Phillips practices on a swinging ring at the school. Provided to China Daily |
She has traveled halfway across the world to learn from the best teachers and she's working hard at balancing training to be an excellent acrobat, and her homesickness. Zheng Jinran finds out more in Wuqiao, Hebei province.
There is a lot of energy in the large training hall, with the swift figures of teenage students flitting everywhere. Their yells as they train fill the room. Amid the noise, a young brunette is lying on her back on a bench, totally focused on juggling a parasol with her feet.
This is the circus school in Wuqiao, a rural city in Hebei province.

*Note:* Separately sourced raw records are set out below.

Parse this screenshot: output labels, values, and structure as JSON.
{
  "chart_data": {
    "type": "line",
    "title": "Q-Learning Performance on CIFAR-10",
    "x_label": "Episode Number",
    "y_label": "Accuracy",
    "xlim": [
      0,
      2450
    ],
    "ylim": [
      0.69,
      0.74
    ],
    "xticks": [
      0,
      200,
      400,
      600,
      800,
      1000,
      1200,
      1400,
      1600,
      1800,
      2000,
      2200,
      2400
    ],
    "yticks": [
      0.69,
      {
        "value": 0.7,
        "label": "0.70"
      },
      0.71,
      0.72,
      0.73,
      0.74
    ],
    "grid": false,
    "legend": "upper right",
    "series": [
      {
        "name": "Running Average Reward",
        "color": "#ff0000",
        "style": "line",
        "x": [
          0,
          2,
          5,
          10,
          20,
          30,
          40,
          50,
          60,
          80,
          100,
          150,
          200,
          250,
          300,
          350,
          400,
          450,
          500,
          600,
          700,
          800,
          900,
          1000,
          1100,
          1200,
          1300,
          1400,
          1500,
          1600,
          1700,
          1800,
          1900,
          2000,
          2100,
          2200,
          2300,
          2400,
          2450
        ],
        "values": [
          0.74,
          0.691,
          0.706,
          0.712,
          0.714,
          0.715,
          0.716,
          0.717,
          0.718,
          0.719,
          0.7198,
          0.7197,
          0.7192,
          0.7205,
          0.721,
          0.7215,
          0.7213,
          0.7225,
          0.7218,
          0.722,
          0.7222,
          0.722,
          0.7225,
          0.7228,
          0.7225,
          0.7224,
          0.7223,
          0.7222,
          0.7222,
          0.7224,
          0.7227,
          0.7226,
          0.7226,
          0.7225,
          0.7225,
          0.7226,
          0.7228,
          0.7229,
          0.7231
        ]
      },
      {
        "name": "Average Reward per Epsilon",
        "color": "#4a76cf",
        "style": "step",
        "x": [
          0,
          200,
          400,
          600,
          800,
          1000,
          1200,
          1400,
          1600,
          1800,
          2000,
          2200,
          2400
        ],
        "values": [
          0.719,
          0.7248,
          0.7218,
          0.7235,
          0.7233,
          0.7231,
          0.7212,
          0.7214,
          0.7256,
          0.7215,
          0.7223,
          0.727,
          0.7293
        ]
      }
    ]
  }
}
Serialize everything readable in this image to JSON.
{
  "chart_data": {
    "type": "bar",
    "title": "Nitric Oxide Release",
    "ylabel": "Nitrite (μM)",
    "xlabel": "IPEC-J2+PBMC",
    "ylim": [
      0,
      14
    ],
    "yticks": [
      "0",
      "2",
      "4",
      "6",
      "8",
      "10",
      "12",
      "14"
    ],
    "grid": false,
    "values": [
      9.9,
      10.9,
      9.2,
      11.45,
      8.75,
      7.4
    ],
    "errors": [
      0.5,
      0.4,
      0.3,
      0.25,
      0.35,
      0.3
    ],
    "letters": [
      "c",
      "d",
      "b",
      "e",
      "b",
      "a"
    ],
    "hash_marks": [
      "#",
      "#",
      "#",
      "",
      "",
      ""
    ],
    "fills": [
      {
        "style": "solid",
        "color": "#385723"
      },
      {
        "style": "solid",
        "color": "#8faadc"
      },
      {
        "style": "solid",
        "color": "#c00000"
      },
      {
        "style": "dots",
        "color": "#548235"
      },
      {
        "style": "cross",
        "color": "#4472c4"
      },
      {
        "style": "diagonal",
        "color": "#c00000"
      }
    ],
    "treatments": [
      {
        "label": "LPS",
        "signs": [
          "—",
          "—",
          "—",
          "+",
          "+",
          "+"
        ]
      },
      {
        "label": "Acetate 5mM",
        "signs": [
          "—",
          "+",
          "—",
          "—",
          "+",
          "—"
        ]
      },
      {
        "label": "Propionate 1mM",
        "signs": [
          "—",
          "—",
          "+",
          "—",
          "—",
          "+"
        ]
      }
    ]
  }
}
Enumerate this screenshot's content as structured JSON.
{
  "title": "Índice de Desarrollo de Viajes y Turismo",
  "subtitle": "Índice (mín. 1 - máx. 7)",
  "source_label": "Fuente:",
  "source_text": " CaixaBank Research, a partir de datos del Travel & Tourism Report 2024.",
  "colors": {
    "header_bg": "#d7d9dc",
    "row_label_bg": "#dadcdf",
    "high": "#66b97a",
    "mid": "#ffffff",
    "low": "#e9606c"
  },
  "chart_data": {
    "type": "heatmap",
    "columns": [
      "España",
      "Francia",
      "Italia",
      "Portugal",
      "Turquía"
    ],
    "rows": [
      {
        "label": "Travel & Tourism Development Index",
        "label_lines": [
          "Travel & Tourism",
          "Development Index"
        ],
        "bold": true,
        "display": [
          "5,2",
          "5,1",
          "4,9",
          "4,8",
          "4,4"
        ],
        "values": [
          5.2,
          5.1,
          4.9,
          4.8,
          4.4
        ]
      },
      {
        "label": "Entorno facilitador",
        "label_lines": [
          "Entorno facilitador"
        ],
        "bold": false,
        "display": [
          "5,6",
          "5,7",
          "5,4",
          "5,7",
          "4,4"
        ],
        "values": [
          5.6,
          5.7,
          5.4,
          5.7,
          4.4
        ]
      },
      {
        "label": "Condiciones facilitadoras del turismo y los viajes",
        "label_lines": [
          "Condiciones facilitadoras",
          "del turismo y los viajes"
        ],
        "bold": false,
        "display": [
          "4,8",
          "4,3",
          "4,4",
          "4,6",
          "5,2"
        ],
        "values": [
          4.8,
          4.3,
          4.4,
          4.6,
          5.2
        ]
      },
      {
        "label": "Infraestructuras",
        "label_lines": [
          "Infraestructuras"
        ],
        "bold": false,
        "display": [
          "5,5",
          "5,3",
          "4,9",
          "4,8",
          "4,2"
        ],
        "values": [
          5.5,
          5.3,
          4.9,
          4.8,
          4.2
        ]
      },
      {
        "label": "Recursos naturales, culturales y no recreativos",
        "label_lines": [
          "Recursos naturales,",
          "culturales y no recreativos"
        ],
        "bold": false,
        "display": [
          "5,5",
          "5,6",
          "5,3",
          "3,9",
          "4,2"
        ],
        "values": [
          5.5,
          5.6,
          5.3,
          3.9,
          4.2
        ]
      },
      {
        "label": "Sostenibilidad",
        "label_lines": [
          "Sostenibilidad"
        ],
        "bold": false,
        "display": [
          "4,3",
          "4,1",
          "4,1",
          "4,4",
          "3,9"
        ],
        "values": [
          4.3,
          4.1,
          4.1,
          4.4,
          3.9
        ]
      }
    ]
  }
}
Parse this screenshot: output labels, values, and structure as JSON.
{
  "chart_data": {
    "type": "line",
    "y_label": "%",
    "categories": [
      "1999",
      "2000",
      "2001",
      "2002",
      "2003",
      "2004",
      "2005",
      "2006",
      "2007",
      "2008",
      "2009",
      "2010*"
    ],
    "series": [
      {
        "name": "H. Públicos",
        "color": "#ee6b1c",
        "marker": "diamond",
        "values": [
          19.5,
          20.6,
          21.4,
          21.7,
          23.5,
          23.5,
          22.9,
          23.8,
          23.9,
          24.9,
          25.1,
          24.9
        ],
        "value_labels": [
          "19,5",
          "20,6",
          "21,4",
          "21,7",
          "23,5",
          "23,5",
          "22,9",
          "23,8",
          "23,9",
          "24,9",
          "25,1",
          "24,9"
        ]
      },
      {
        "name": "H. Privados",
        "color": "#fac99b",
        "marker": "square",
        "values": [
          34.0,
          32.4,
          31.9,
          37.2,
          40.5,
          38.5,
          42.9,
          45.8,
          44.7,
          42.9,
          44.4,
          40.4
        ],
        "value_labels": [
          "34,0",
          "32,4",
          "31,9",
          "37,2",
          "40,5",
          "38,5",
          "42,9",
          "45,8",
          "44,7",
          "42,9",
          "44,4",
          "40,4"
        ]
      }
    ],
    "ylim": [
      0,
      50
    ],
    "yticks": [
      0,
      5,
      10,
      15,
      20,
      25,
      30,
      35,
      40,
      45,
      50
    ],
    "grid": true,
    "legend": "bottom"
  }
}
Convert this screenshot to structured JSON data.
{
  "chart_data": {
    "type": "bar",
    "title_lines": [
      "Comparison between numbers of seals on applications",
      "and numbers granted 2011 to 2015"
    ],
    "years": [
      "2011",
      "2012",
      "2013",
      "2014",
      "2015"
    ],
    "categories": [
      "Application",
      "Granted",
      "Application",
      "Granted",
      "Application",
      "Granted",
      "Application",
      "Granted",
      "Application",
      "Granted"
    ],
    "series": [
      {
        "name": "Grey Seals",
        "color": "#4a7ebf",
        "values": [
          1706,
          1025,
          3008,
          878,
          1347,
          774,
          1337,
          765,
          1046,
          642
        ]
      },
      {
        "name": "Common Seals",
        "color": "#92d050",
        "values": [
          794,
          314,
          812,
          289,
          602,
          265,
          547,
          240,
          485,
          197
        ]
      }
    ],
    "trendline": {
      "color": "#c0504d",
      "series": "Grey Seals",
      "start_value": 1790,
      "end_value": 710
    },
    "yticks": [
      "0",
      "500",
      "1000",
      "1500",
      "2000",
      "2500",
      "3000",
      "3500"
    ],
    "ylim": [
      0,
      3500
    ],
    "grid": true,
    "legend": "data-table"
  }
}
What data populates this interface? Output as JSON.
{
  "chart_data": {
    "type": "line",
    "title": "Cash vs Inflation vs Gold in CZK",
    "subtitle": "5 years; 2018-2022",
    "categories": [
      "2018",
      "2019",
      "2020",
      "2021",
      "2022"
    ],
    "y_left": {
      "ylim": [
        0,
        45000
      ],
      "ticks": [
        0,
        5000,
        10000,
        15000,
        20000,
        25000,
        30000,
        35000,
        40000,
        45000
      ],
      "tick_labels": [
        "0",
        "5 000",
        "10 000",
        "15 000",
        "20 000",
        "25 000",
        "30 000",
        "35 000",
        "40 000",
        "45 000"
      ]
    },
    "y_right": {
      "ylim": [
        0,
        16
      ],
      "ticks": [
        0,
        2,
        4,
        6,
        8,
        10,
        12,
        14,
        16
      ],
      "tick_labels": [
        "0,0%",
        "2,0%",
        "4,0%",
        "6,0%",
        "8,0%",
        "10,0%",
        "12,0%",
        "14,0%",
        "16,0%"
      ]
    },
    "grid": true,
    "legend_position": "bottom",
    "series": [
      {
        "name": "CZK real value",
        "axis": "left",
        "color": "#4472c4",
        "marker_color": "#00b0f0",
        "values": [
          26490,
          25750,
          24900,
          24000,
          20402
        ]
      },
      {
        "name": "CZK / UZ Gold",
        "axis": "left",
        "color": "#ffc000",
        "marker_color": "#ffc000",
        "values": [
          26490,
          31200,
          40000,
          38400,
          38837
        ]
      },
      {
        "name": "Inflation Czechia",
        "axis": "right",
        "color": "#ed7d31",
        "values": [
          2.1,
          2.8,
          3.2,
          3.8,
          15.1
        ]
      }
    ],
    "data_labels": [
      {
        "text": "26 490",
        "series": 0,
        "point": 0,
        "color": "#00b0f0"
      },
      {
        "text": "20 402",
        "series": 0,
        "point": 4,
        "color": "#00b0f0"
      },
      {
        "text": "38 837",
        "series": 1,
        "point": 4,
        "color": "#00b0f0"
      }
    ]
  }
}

Emma Phillips, 23, is from a city on the north island of New Zealand, and she was the only foreigner in the school until the recent arrival of a Finnish couple. She was also the only adult in a school where most of the students start training at the age of 6.
The oldest was only 17.
"People from the school and residents in town are curious about me, wondering why a foreigner will come all the way to a rural county and learn acrobatics. But I know what I want and I'll keep at it," she says.
"I will put the Oriental skills to Western music, and perform with a story for my audience."
She came to China in 2012, and has already been training hard for five months at the Wuqiao Acrobatic Art School in the small town famous for its circus arts in Hebei.